All Music Guide
When one considers the entirety of pianist-composer Eliane Elias' works on Blue Note Records, several things stand out. First, she is the longest signing of any artist on Blue Note Records since its revival in 1984. Secondly is her love of the piano trio. Finally is the personal and emotional connection she has with all the material she performs. Whether itis the music of her native Brazil, the jazz standards she grew up with, or her own compositions that are inspired by all of her musical influences, Elias expresses her passions with a disarmingly honest clarity that immediately makes an emotional connection with the listener.
All of these elements are at play in Elias' latest recording for Blue Note, Everything I Love. The 13-tune collection, a love letter to the different jazz styles and musicians who have inspired her, includes songs both familiar and offbeat as well as a pair of originals, all performed by a rotating pair of stellar trios. "The piano trio is my first love," Elias says, "and is my favorite vehicle for expressing myself as a player and improviser."
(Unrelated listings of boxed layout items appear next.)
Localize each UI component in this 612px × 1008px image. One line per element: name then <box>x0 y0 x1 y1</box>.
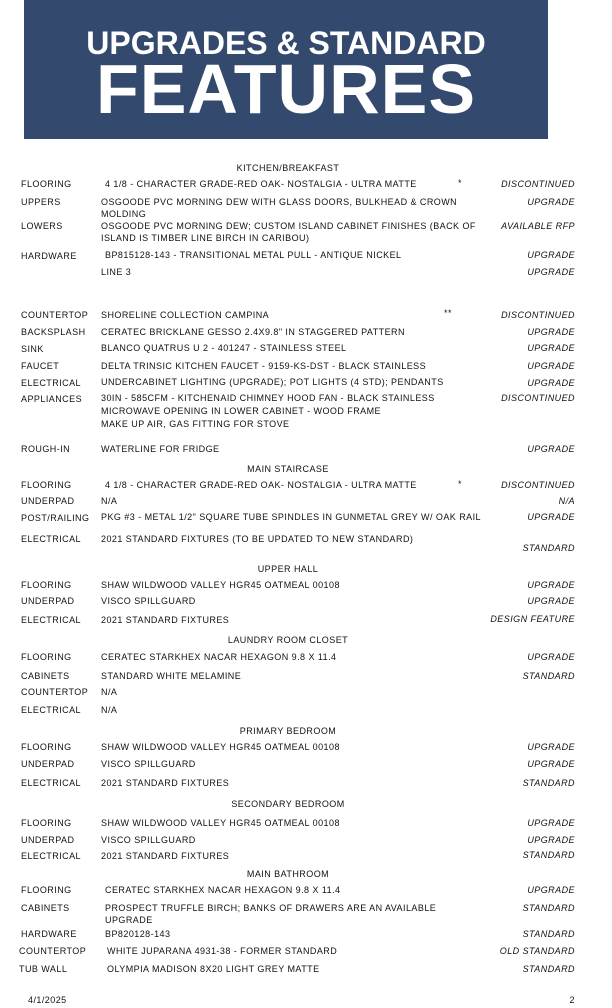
row-description: 2021 STANDARD FIXTURES (TO BE UPDATED TO NEW STANDARD) <box>101 534 414 544</box>
row-description-line2: MICROWAVE OPENING IN LOWER CABINET - WOOD FRAME <box>101 406 381 416</box>
row-description: OSGOODE PVC MORNING DEW; CUSTOM ISLAND CABINET FINISHES (BACK OF ISLAND IS TIMBER LINE BIRCH IN CARIBOU) <box>101 221 476 243</box>
row-label: HARDWARE <box>21 929 77 939</box>
row-status: UPGRADE <box>527 835 575 845</box>
footer-date: 4/1/2025 <box>28 995 67 1005</box>
banner-title-line1: UPGRADES & STANDARD <box>86 25 486 61</box>
row-label: FLOORING <box>21 480 72 490</box>
row-status: DISCONTINUED <box>501 310 575 320</box>
row-description: PROSPECT TRUFFLE BIRCH; BANKS OF DRAWERS ARE AN AVAILABLE UPGRADE <box>105 903 437 925</box>
row-label: ELECTRICAL <box>21 534 82 544</box>
row-description: VISCO SPILLGUARD <box>101 835 196 845</box>
row-description: SHORELINE COLLECTION CAMPINA <box>101 310 270 320</box>
row-status: UPGRADE <box>527 250 575 260</box>
row-status: UPGRADE <box>527 512 575 522</box>
row-label: UNDERPAD <box>21 835 75 845</box>
row-description: UNDERCABINET LIGHTING (UPGRADE); POT LIGHTS (4 STD); PENDANTS <box>101 377 444 387</box>
row-label: UNDERPAD <box>21 596 75 606</box>
row-status: UPGRADE <box>527 885 575 895</box>
row-description: 2021 STANDARD FIXTURES <box>101 615 230 625</box>
row-status: OLD STANDARD <box>499 946 575 956</box>
row-description: DELTA TRINSIC KITCHEN FAUCET - 9159-KS-DST - BLACK STAINLESS <box>101 361 427 371</box>
row-description: SHAW WILDWOOD VALLEY HGR45 OATMEAL 00108 <box>101 818 340 828</box>
row-description: PKG #3 - METAL 1/2" SQUARE TUBE SPINDLES IN GUNMETAL GREY W/ OAK RAIL <box>101 512 482 522</box>
row-description: BLANCO QUATRUS U 2 - 401247 - STAINLESS STEEL <box>101 343 347 353</box>
row-label: FLOORING <box>21 742 72 752</box>
row-label: FLOORING <box>21 885 72 895</box>
row-marker: * <box>458 178 462 188</box>
row-status: UPGRADE <box>527 197 575 207</box>
row-label: COUNTERTOP <box>19 946 87 956</box>
row-label: FLOORING <box>21 818 72 828</box>
row-description: WATERLINE FOR FRIDGE <box>101 444 220 454</box>
row-status: UPGRADE <box>527 361 575 371</box>
row-label: HARDWARE <box>21 251 77 261</box>
row-label: SINK <box>21 344 44 354</box>
row-status: UPGRADE <box>527 759 575 769</box>
row-description: 30IN - 585CFM - KITCHENAID CHIMNEY HOOD FAN - BLACK STAINLESS <box>101 393 435 403</box>
row-label: UNDERPAD <box>21 759 75 769</box>
row-status: STANDARD <box>522 671 575 681</box>
footer-page-number: 2 <box>569 995 575 1005</box>
row-label: ROUGH-IN <box>21 444 71 454</box>
row-label: APPLIANCES <box>21 394 83 404</box>
row-description: 2021 STANDARD FIXTURES <box>101 778 230 788</box>
row-description: OSGOODE PVC MORNING DEW WITH GLASS DOORS, BULKHEAD & CROWN MOLDING <box>101 197 458 219</box>
section-heading-laundry: LAUNDRY ROOM CLOSET <box>227 635 349 645</box>
row-label: ELECTRICAL <box>21 615 82 625</box>
row-status: UPGRADE <box>527 818 575 828</box>
page-banner <box>24 0 548 139</box>
row-status: STANDARD <box>522 964 575 974</box>
row-description: 2021 STANDARD FIXTURES <box>101 851 230 861</box>
row-label: UPPERS <box>21 197 61 207</box>
row-status: STANDARD <box>522 929 575 939</box>
section-heading-secondary-bedroom: SECONDARY BEDROOM <box>231 799 345 809</box>
row-description: 4 1/8 - CHARACTER GRADE-RED OAK- NOSTALGIA - ULTRA MATTE <box>105 480 417 490</box>
row-status: UPGRADE <box>527 596 575 606</box>
row-label: UNDERPAD <box>21 496 75 506</box>
row-status: STANDARD <box>522 543 575 553</box>
row-description: N/A <box>101 496 118 506</box>
row-status: UPGRADE <box>527 267 575 277</box>
row-description: CERATEC STARKHEX NACAR HEXAGON 9.8 X 11.4 <box>101 652 337 662</box>
row-marker: ** <box>444 308 452 318</box>
row-label: ELECTRICAL <box>21 378 82 388</box>
row-description: SHAW WILDWOOD VALLEY HGR45 OATMEAL 00108 <box>101 742 340 752</box>
row-status: UPGRADE <box>527 580 575 590</box>
row-label: ELECTRICAL <box>21 778 82 788</box>
row-label: FLOORING <box>21 179 72 189</box>
row-status: UPGRADE <box>527 378 575 388</box>
row-status: UPGRADE <box>527 327 575 337</box>
row-status: STANDARD <box>522 778 575 788</box>
row-status: UPGRADE <box>527 742 575 752</box>
row-description: BP820128-143 <box>105 929 171 939</box>
row-description: VISCO SPILLGUARD <box>101 596 196 606</box>
row-description: CERATEC STARKHEX NACAR HEXAGON 9.8 X 11.4 <box>105 885 341 895</box>
row-description: SHAW WILDWOOD VALLEY HGR45 OATMEAL 00108 <box>101 580 340 590</box>
row-description: CERATEC BRICKLANE GESSO 2.4X9.8" IN STAGGERED PATTERN <box>101 327 405 337</box>
row-label: BACKSPLASH <box>21 327 86 337</box>
row-status: DISCONTINUED <box>501 393 575 403</box>
row-description: OLYMPIA MADISON 8X20 LIGHT GREY MATTE <box>107 964 320 974</box>
row-status: STANDARD <box>522 903 575 913</box>
row-description-line3: MAKE UP AIR, GAS FITTING FOR STOVE <box>101 419 290 429</box>
row-status: DESIGN FEATURE <box>490 614 575 624</box>
section-heading-primary-bedroom: PRIMARY BEDROOM <box>239 726 337 736</box>
section-heading-main-bathroom: MAIN BATHROOM <box>246 869 330 879</box>
row-label: COUNTERTOP <box>21 687 89 697</box>
row-label: LOWERS <box>21 221 63 231</box>
row-description: 4 1/8 - CHARACTER GRADE-RED OAK- NOSTALGIA - ULTRA MATTE <box>105 179 417 189</box>
section-heading-upper-hall: UPPER HALL <box>257 564 319 574</box>
row-status: DISCONTINUED <box>501 480 575 490</box>
row-label: FLOORING <box>21 580 72 590</box>
row-label: POST/RAILING <box>21 513 90 523</box>
row-status: STANDARD <box>522 850 575 860</box>
row-label: CABINETS <box>21 671 70 681</box>
row-status: DISCONTINUED <box>501 179 575 189</box>
row-label: ELECTRICAL <box>21 705 82 715</box>
row-description: BP815128-143 - TRANSITIONAL METAL PULL - ANTIQUE NICKEL <box>105 250 402 260</box>
row-label: TUB WALL <box>19 964 68 974</box>
banner-title-line2: FEATURES <box>95 50 477 128</box>
row-marker: * <box>458 479 462 489</box>
row-description: N/A <box>101 687 118 697</box>
row-description: VISCO SPILLGUARD <box>101 759 196 769</box>
section-heading-main-staircase: MAIN STAIRCASE <box>247 464 329 474</box>
row-description: N/A <box>101 705 118 715</box>
row-label: FLOORING <box>21 652 72 662</box>
row-label: FAUCET <box>21 361 60 371</box>
row-status: UPGRADE <box>527 343 575 353</box>
row-description: WHITE JUPARANA 4931-38 - FORMER STANDARD <box>107 946 338 956</box>
row-description: LINE 3 <box>101 267 132 277</box>
row-description: STANDARD WHITE MELAMINE <box>101 671 242 681</box>
row-label: COUNTERTOP <box>21 310 89 320</box>
row-status: UPGRADE <box>527 652 575 662</box>
section-heading-kitchen: KITCHEN/BREAKFAST <box>236 163 340 173</box>
row-status: UPGRADE <box>527 444 575 454</box>
row-status: N/A <box>558 496 575 506</box>
row-label: CABINETS <box>21 903 70 913</box>
row-label: ELECTRICAL <box>21 851 82 861</box>
row-status: AVAILABLE RFP <box>501 221 575 231</box>
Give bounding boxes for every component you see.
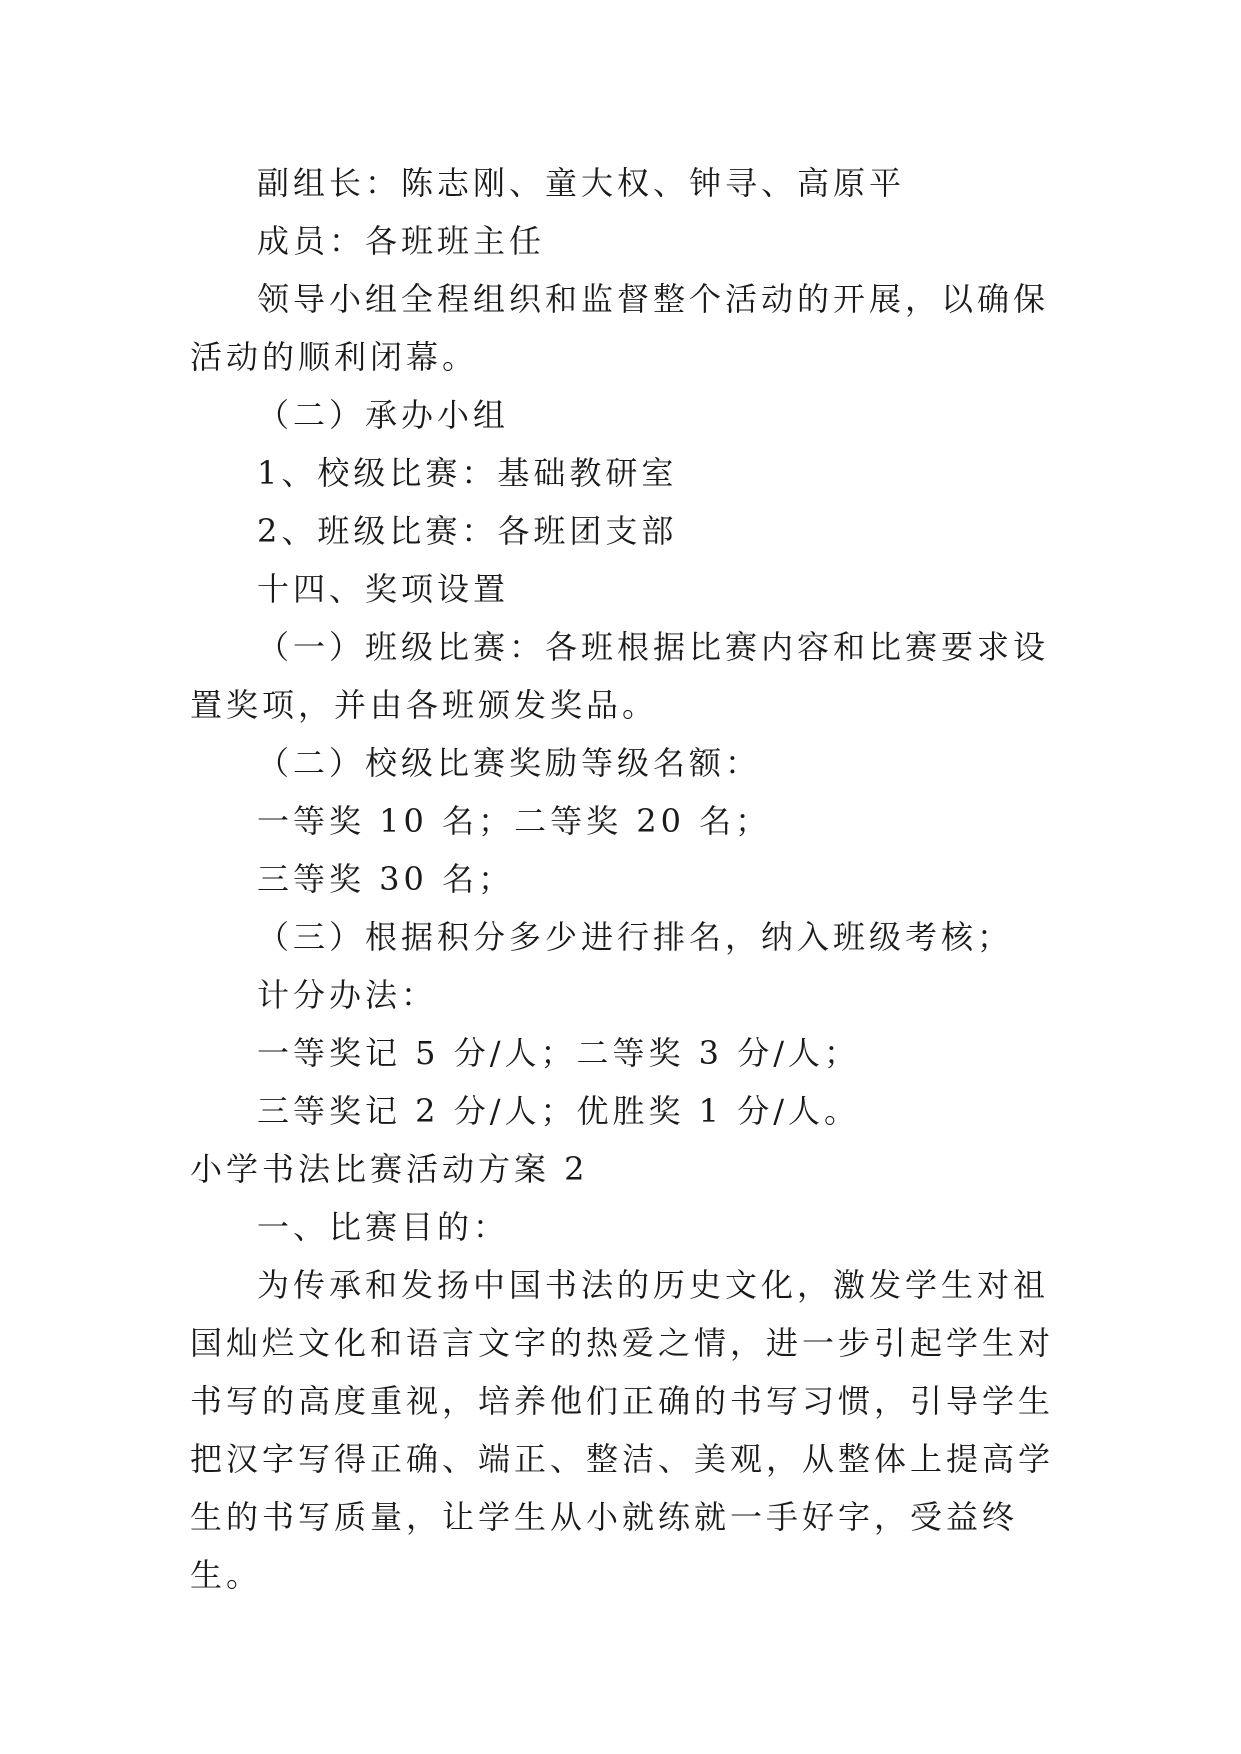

Here, she divides the performances between two rhythm sections. The top-shelf team of bassist Marc Johnson and drummer Jack DeJohnette and the next-generation crew of bassist Christian McBride and drummer Carl Allen.
After several Brazilian-inspired recordings in recent years and the GRAMMY-nominated CD with pianist Herbie Hancock, Solos & Duets, Elias, on this recording, focuses on the jazz and standard tradition that has been the foundation of her musical life. On Everything I Love, she makes a direct connection to her love of jazz, confirming a life-long passion for bebop, hard swinging, inventive harmony, and the American songbook.
"Bowing to Bud" is her original tribute to piano giant and inspiration Bud Powell, a rousing, good-natured romp with a musically serious side that closes out with an uplifting shuffle feel. Charles Mingus gets a nod with a stout version of "Nostalgia In Times Square" that features bassist McBride and Elias in a particularly bluesy frame of mind. Dizzy Gillespie's "Woody 'N' You," with McBride and Allen, demonstrates how Elias' remarkable technique and innovative gifts intensify at fast tempos.
"Capturing the live performance feeling on this studio-recorded disc was a high priority," says Elias. "There's bebop, ballads, and free improvisations that travel in different directions. The idea was to present some of what happens when we play live. Most, if not all of the pieces were first takes."
Most spontaneously is "If I Should Lose You." Elias' pensive introduction, backed by DeJohnette's impressionistic snare and tom-tom rolls, reminiscent of his work in the piano trio of Keith Jarrett, came at the beginning of the session when the engineer was getting sounds in the control room. "We simply started playing," Elias confesses, "and it developed into 'If I Should Lose You'. Fortunately the engineer was taping and when we heard it back we were very excited." Elias elucidates further; "Jazz is so much about creating something new, right now that has never before existed. The incredible exaltation one feels either as a player or a listener when you are in the presence of something being created on this level is simply indescribable." Other introductions flow into "Alone Together" and "Autumn Leavesi; preludes that stand on their own as musical statements yet lead into the tunes without obvious suggestion or contrivance.
Gracing a number of tunes is Elias' now familiar, languid voice, a vocal instrument that in tone and phrasing seems to blend the spirits of Astrud Gilberto and Billie Holiday. "The Beat Of My Heart" ("The lyrics go by so quickly," she laughs) is a bit of a tongue twister at a pitter-patter pace which is also accompanied by the guitar work of Rodney Jones. "They Say It's Wonderful," with Johnson and DeJohnette, is a marvel of self-accompaniment, voice, and piano responding like lovers. "I Fall In Love Too Easily" (also with Johnson and DeJohnette) has been a favorite song of hers since she first heard it on Miles Davis' Seven Steps To Heaven. The lyric from the final vocal track, George Gershwin's "Blah, Blah, Blah," could easily have replaced 'yadda, yadda, yadda' in the Seinfeld episode. However, the beautiful musical treatment here by Eliane softens the sarcasm of this Ira Gerswhin lyric and reveals a sensual and poetic tenderness.
There are two classic Cole Porter songs, "I Love You" and the title track. Says Elias, "You can really sense the joy Marc, Jack, and I feel playing together and hear the spirit of fun and exuberance in the music." The other of the two originals, "That's All It Was," with Johnson and DeJohnette, arguably contains her most poignant playing. The wistful lines, coming in variations that reflect her Brazilian, classical and jazz backgrounds, suggest chance encounters, sweet regrets, or other melancholy circumstances left to the imagination.
"The piano is for me a direct conduit for expressing my deepest emotions; it is the most pure and honest expression of my innermost self. I loved making this recording. I feel we really captured the connectedness we have between each other as musicians, and to our instruments, and the love we share when making music."